Two books published in 2012 opened new windows on the history of the American left. Michael Kazin's American Dreamers looked at social change movements and left parties from the abolitionists to the New Left and concluded that their most significant and enduring contributions came in changing the nation's social and cultural attitudes. The left in America measurably diminished institutional racism and sexism. What it wasn't so good at was building a lasting left movement in the United States akin to the social democratic parties of Europe – which has meant that American capitalism has less of a social character than its European counterpart.
A less celebrated but eminently valuable book was Peter Dreier's The 100 Greatest Americans of the 20th Century: A Social Justice Hall of Fame. An extension of Dreier's Nation magazine cover story on the 20th century's 50 leading American leftists, his book is an outstanding reference work that provides portraits of movement activists, exceptional legislators, dissident artists and prophetic voices from the era of Eugene Debs through the time of Tony Kushner.

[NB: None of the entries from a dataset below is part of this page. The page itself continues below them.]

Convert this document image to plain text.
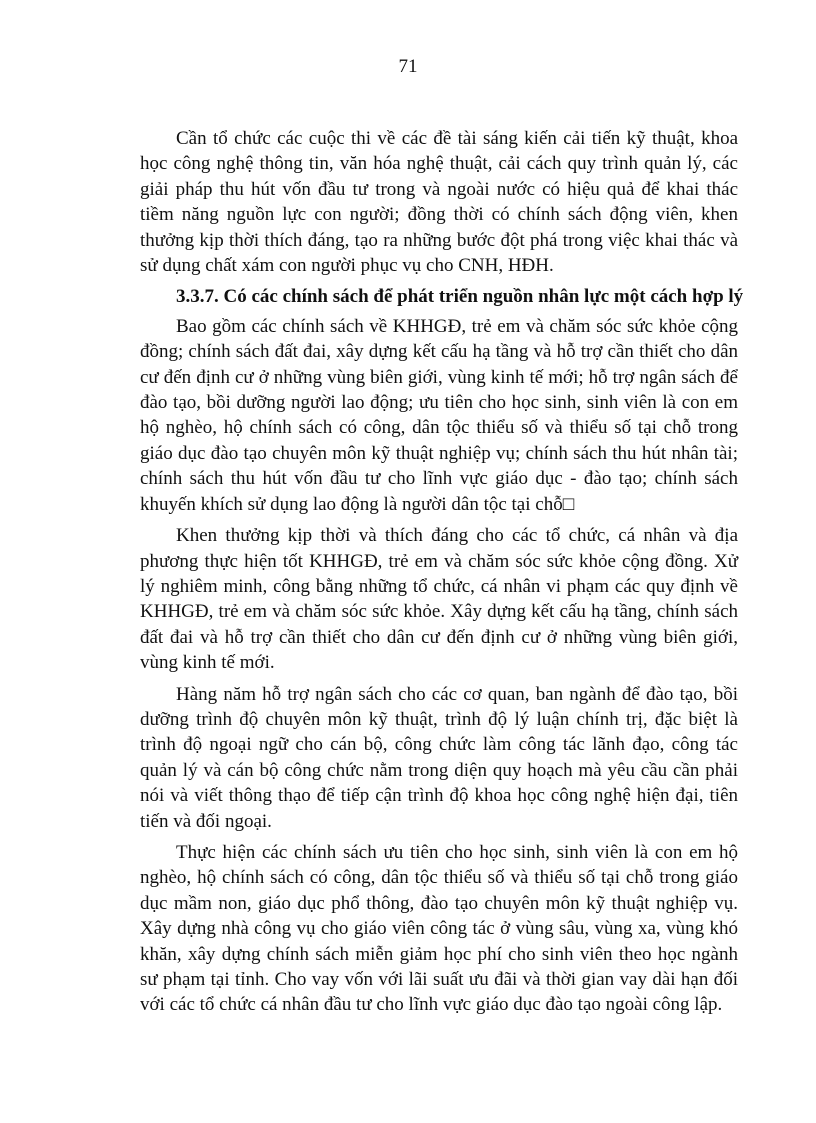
71

Cần tổ chức các cuộc thi về các đề tài sáng kiến cải tiến kỹ thuật, khoa học công nghệ thông tin, văn hóa nghệ thuật, cải cách quy trình quản lý, các giải pháp thu hút vốn đầu tư trong và ngoài nước có hiệu quả để khai thác tiềm năng nguồn lực con người; đồng thời có chính sách động viên, khen thưởng kịp thời thích đáng, tạo ra những bước đột phá trong việc khai thác và sử dụng chất xám con người phục vụ cho CNH, HĐH.

3.3.7. Có các chính sách để phát triển nguồn nhân lực một cách hợp lý

Bao gồm các chính sách về KHHGĐ, trẻ em và chăm sóc sức khỏe cộng đồng; chính sách đất đai, xây dựng kết cấu hạ tầng và hỗ trợ cần thiết cho dân cư đến định cư ở những vùng biên giới, vùng kinh tế mới; hỗ trợ ngân sách để đào tạo, bồi dưỡng người lao động; ưu tiên cho học sinh, sinh viên là con em hộ nghèo, hộ chính sách có công, dân tộc thiểu số và thiểu số tại chỗ trong giáo dục đào tạo chuyên môn kỹ thuật nghiệp vụ; chính sách thu hút nhân tài; chính sách thu hút vốn đầu tư cho lĩnh vực giáo dục - đào tạo; chính sách khuyến khích sử dụng lao động là người dân tộc tại chỗ□

Khen thưởng kịp thời và thích đáng cho các tổ chức, cá nhân và địa phương thực hiện tốt KHHGĐ, trẻ em và chăm sóc sức khỏe cộng đồng. Xử lý nghiêm minh, công bằng những tổ chức, cá nhân vi phạm các quy định về KHHGĐ, trẻ em và chăm sóc sức khỏe. Xây dựng kết cấu hạ tầng, chính sách đất đai và hỗ trợ cần thiết cho dân cư đến định cư ở những vùng biên giới, vùng kinh tế mới.

Hàng năm hỗ trợ ngân sách cho các cơ quan, ban ngành để đào tạo, bồi dưỡng trình độ chuyên môn kỹ thuật, trình độ lý luận chính trị, đặc biệt là trình độ ngoại ngữ cho cán bộ, công chức làm công tác lãnh đạo, công tác quản lý và cán bộ công chức nằm trong diện quy hoạch mà yêu cầu cần phải nói và viết thông thạo để tiếp cận trình độ khoa học công nghệ hiện đại, tiên tiến và đối ngoại.

Thực hiện các chính sách ưu tiên cho học sinh, sinh viên là con em hộ nghèo, hộ chính sách có công, dân tộc thiểu số và thiểu số tại chỗ trong giáo dục mầm non, giáo dục phổ thông, đào tạo chuyên môn kỹ thuật nghiệp vụ. Xây dựng nhà công vụ cho giáo viên công tác ở vùng sâu, vùng xa, vùng khó khăn, xây dựng chính sách miễn giảm học phí cho sinh viên theo học ngành sư phạm tại tỉnh. Cho vay vốn với lãi suất ưu đãi và thời gian vay dài hạn đối với các tổ chức cá nhân đầu tư cho lĩnh vực giáo dục đào tạo ngoài công lập.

Dreier's is not a work of hagiography: A number of leading American progressives shared the biases of their times-the most common and damaging, I suppose, being the pro-Soviet bias of the generation that came of age in the Thirties-and Dreier calls them out for it. But more of them-in the great tradition of the 19th-century abolitionist, labor and women's suffrage advocate Wendell Phillips-were tribunes for the rights and interests of a panoply of out-groups, well before their causes became fashionable.
What makes the book of particular interest are the profiles of the relatively obscure founders of movements and mentors of activists that rose to prominence one or two generations later: Ella Baker and Myles Horton, who trained future civil rights leaders in the Forties and Fifties; Harry Hay, who championed of gay and lesbian rights in the years immediately following World War II; Alice Hamilton, the early 20th-century physician who, partly inspired by Jane Addams, became the nation's leading advocate for public health and occupational health and safety laws. The interconnections across generations and different movements of the various figures whom Dreier profiles make The 100 Greatest Americans more than just a collective biography; it is a work of social history as well.
To the perennial question of who's responsible for social reform, the outside militants promoting their causes or the inside politicos steering historic bills to passage, Dreier's answer is an unequivocal: Both. His book pays due homage to the legislative skills of a Robert Wagner and Ted Kennedy, and the political leadership of Franklin Roosevelt and Lyndon Johnson, while highlighting the role that activists played in placing their causes on the nation's agenda. He recounts a meeting between Lyndon Johnson, then struggling to pass the Civil Rights bill, and Martin Luther King in which LBJ initially asked King to tamp down the demonstrations while the bill was wending its way through Congress, but who, after King convinced him of the moral impossibility of stopping the protests, reversed his position and encouraged King to persist. "Make it possible for me to do the right thing," Johnson told King. Dreier sees both roles, the insider and the outsider, as the twin indispensable elements in achieving social change in America – particularly in the uniquely American absence of a left party that could at times blur the distinction between inside and outside. He is critical of some on the left-Noam Chomsky in particular-who dismiss the role of progressive elected officials as simply providing cover for an immutable economic order.
Dreier's work is a deeply researched and highly readable complement to Kazin's study of the American left. Both works advance liberals' understanding of where we came from.